Rising session for the bovespa, which closed on Thursday, July 28, with increases of 1.14%, to 102,596.66 points. The bovespa it scored a maximum volume of 102,685.67 points and the minimum figure of 101,044.69 points. The trading range for bovespa between its highest and lowest point (maximum-minimum) during this day stood at 1.6%.
In reference to the profitability of the last seven days, the bovespa accumulates a rise of 3.6%; but in the last year it still maintains a drop of 18.58%. The bovespa it is 15.61% below its maximum this year (121,570 points) and 6.74% above its minimum price so far this year (96,121 points).
What is a stock index and what is it for?
A stock index is an indicator that shows how the price of a set of assets is evolving, so it uses data from various companies or sectors of a fragment of the market.
These indicators are mainly used by the stock exchanges of the countries and each one of them can be integrated by firms with specific requirements such as having a similar market capitalization or belonging to the same industry, in addition, there are some indices that only take into account count a handful of shares to determine their value or others that consider hundreds of shares.
Stock market indices serve as an indicator of confidence in the stock market, business confidence, the health of the national and global economy, and the performance of investments in a company’s stocks and shares. If investors lack confidence, stock values will tend to fall.
They also work to measure the performance of an asset manager and allow investors to have comparisons between return and risk; measure the opportunities of a financial asset or create portfolios.
These types of indicators began to be used at the end of the 19th century after the journalist Charles H. Dow. carefully researched how company stocks tended to go up or down in price together, so he created two indices: one containing the top 20 railroad companies (it was the biggest industry at the time), as well as 12 actions of other types of businesses
There are currently various indices and they can be associated based on their geographical location, sectors, company size or also the type of asset, for example, the Nasdaq US index is made up of the 100 largest companies largely related to the technologies such as Apple (AAPL), Microsoft (MSFT), Amazon (AMZN), Facebook (FB), Alphabet (GOOG), Tesla (TSLA), Nvidia (NVDA), PayPal (PYPL), Comcast (CMCSA), Adobe (ADBE ).
How to read an index?
Each stock index has its own way of being calculated, but the main factor is the market capitalization of each company that is part of it. This is obtained by multiplying the value of the day of the action in the corresponding stock market by the total number of shares that are in the hands of investors.
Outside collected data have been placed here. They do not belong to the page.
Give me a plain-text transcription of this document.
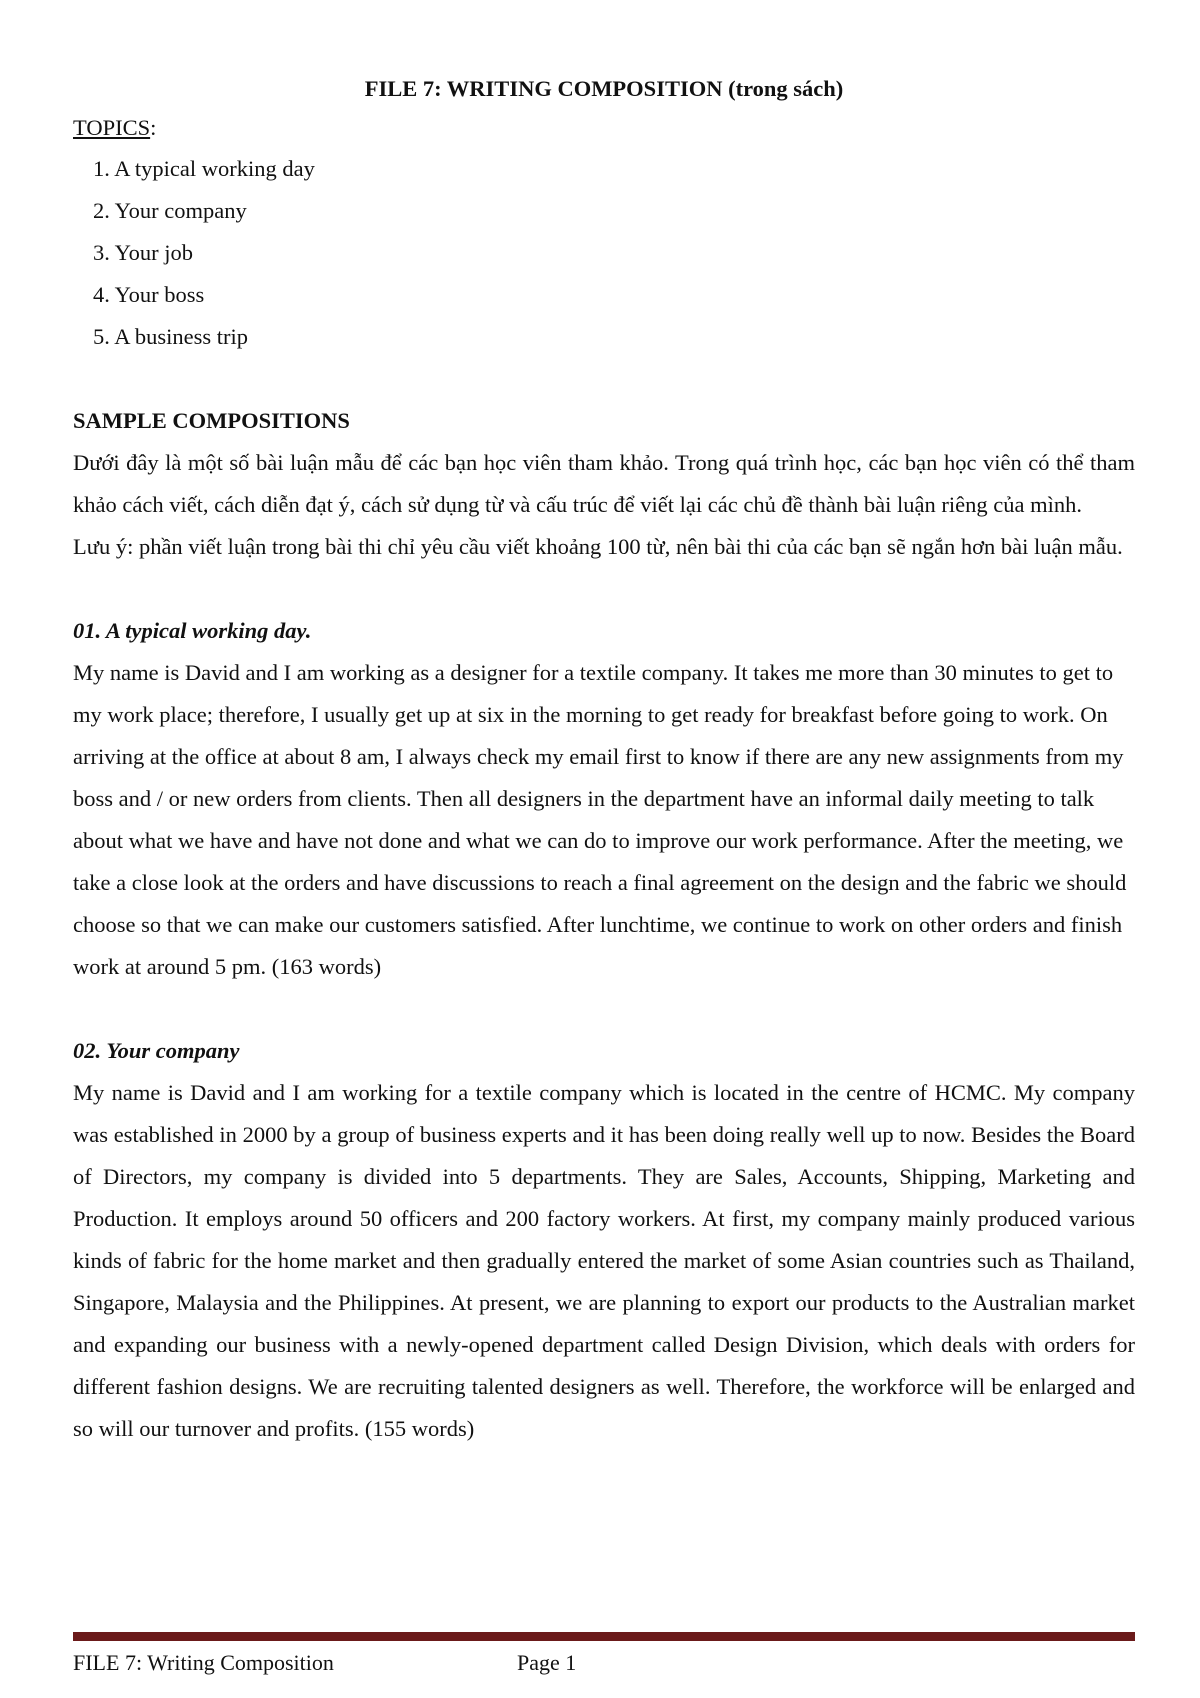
FILE 7: WRITING COMPOSITION (trong sách)

TOPICS:

1. A typical working day
2. Your company
3. Your job
4. Your boss
5. A business trip

SAMPLE COMPOSITIONS

Dưới đây là một số bài luận mẫu để các bạn học viên tham khảo. Trong quá trình học, các bạn học viên có thể tham khảo cách viết, cách diễn đạt ý, cách sử dụng từ và cấu trúc để viết lại các chủ đề thành bài luận riêng của mình.

Lưu ý: phần viết luận trong bài thi chỉ yêu cầu viết khoảng 100 từ, nên bài thi của các bạn sẽ ngắn hơn bài luận mẫu.

01. A typical working day.

My name is David and I am working as a designer for a textile company. It takes me more than 30 minutes to get to my work place; therefore, I usually get up at six in the morning to get ready for breakfast before going to work. On arriving at the office at about 8 am, I always check my email first to know if there are any new assignments from my boss and / or new orders from clients. Then all designers in the department have an informal daily meeting to talk about what we have and have not done and what we can do to improve our work performance. After the meeting, we take a close look at the orders and have discussions to reach a final agreement on the design and the fabric we should choose so that we can make our customers satisfied. After lunchtime, we continue to work on other orders and finish work at around 5 pm. (163 words)

02. Your company

My name is David and I am working for a textile company which is located in the centre of HCMC. My company was established in 2000 by a group of business experts and it has been doing really well up to now. Besides the Board of Directors, my company is divided into 5 departments. They are Sales, Accounts, Shipping, Marketing and Production. It employs around 50 officers and 200 factory workers. At first, my company mainly produced various kinds of fabric for the home market and then gradually entered the market of some Asian countries such as Thailand, Singapore, Malaysia and the Philippines. At present, we are planning to export our products to the Australian market and expanding our business with a newly-opened department called Design Division, which deals with orders for different fashion designs. We are recruiting talented designers as well. Therefore, the workforce will be enlarged and so will our turnover and profits. (155 words)

FILE 7: Writing Composition	Page 1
Companies listed on the stock exchange are required to present a balance of their composition. Said report must be published every three or six months, as appropriate.
Reading a stock index also requires observing its changes over time. New indices always appear with a fixed value based on the prices of the securities on their start date, but not all follow this method. Therefore, it can lead to inaccuracies.
If one index gains 500 points in one day, while another only adds 20, it might appear that the first index outperformed. However, if the former started the day at 30,000 points and the other at 300, it can be concluded that, in percentage terms, the gains for the latter were higher.
What are the main stock indices?
Among the main stock market indexes in the American Union is the Dow Jones Industrial Average, better known as Dow Jones, which is made up of 30 companies. Similarly, the S&P 500, which includes 500 of the largest companies on the New York Stock Exchange. Finally comes the Nasdaq 100, which brings together 100 of the largest non-financial firms.
On the other hand, the most important indices in Europe are the Eurostoxx 50, which covers the 50 most important companies in the eurozone. On the other hand, the DAX 30, the main German index that contains the most outstanding companies on the Frankfurt Stock Exchange; the FTSE 100 of the London Stock Exchange; the CAC 40 of the Paris Stock Exchange; and the IBEX 35, of the Spanish stock market.
In Asia, we have the Nikkei 225, made up of the 225 largest companies on the Tokyo Stock Exchange. There is also the SSE Composite Index, which appears as the most solid in China, made up of the most relevant companies on the Shanghai Stock Exchange. Similarly, it is worth mentioning the Hang Seung Index in Hong Kong and the KOSPI in South Korea.
Regarding Latin America, there is the IPC, which contains the 35 most powerful firms of the Mexican Stock Exchange (BMV). At least a third of them belong to the capital of tycoon Carlos Slim.
Another is the Bovespa, made up of the 50 most important companies on the São Paulo stock exchange; the Argentine Merval; the IPSA of Chile; the MSCI COLCAP of Colombia; the IBC of Caracas, made up of 6 companies from Venezuela.
Finally, there are other types of global stock indices such as the MSCI Latin America, which includes the 137 most important companies in Brazil, Chile, Colombia, Mexico and Peru.
Similarly, there is the MSCI World, which includes 1,600 companies from 23 developed countries; the MSCI Emerging Markets, made up of more than 800 companies from developing countries; and the S&P Global 100, made up of the 100 most powerful multinational firms on the planet.